Bei aller Neugierde und Aufregung des Reisens, denken die Kinder immer wieder auch an ihr „richtiges“ zu Hause. Aber Dank WLAN-Box und Türkish Telecom kann man selbst am einsamen Strand mal schnell Mönchwinkel live ins Wohnmobil holen. Tosia und Leo streiten, zanken, lachen, rennen, toben und schlafen gemeinsam. Das ist eine Herausforderung auf den wenigen Quadratmetern, schweisst aber auch enorm zusammen. Die herzliche und tolerante Offenheit der kinderliebenden Türken ist da sehr hilfreich. Eigentlich täglich werden die Kinder in irgendeiner Weise beschenkt – mal eine Melone, ein Eis, eine Gipsfigur oder auch nur ein breites Lächeln und Winken…

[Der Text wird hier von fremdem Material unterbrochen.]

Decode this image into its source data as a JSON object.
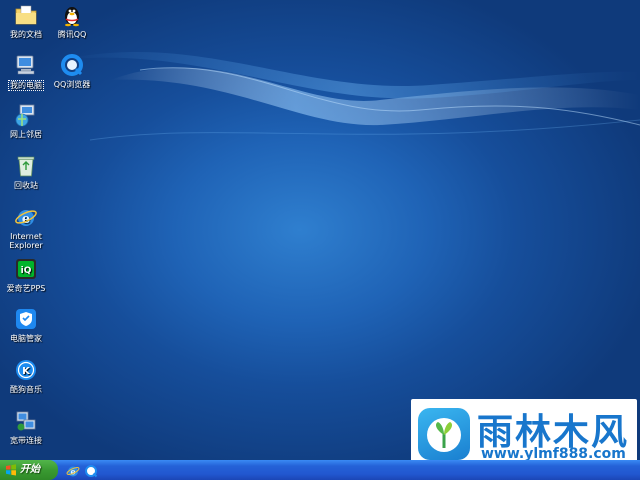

FRED hält bis jetzt super durch und bringt uns immer wieder dank Untersetzung und Allrad sicher durch unwegsames Gelände, hinab zu den Buchten oder hinauf auf einsame Bergspitzen. Mit seinen 4000 cm³ Hubraum, 6 Tonnen Reisegewicht und 90 PS Saugdieselpower braucht man zudem morgens keine Entschleunigungsmeditiation mehr, denn die liegt ihm schon inne. Nur einmal sah es nicht gut aus. Bei einer Routineabschmierung merkte ich, dass das Zapfenkreuz – ein Gelenk in der Allradvorderachse – ausgeschlagen war. Mist. An eine Weiterfahrt ist nicht zu denken. Eine Reparatur in Deutschland hätte einen Umfang von 3 – 4 Arbeitstagen und Kosten nicht unter 1000€ – wenn man das richtige Ersatzteil hat. Nennen wir es glückliche Umstände oder noch besser Gottvertrauen, jedenfalls landeteten wir am nächsten Tag im 60 km entfernten Schraubervirtel der Großstadt Izmir in einer von über 100 Werkstätten. Mehmet und sein Sohn Musa fackelten nicht lange. Innerhalb von 4 Stunden war die Gelenkwelle ausgebaut, dass Gelenk zum Schlosser gebracht, ein neues Zapfenkreuz besorgt, eingepresst und alles wieder professionell zusammengebaut. Kosten: 200€. Anschliessend gab es noch ein herzliches Abendessen bei Musa…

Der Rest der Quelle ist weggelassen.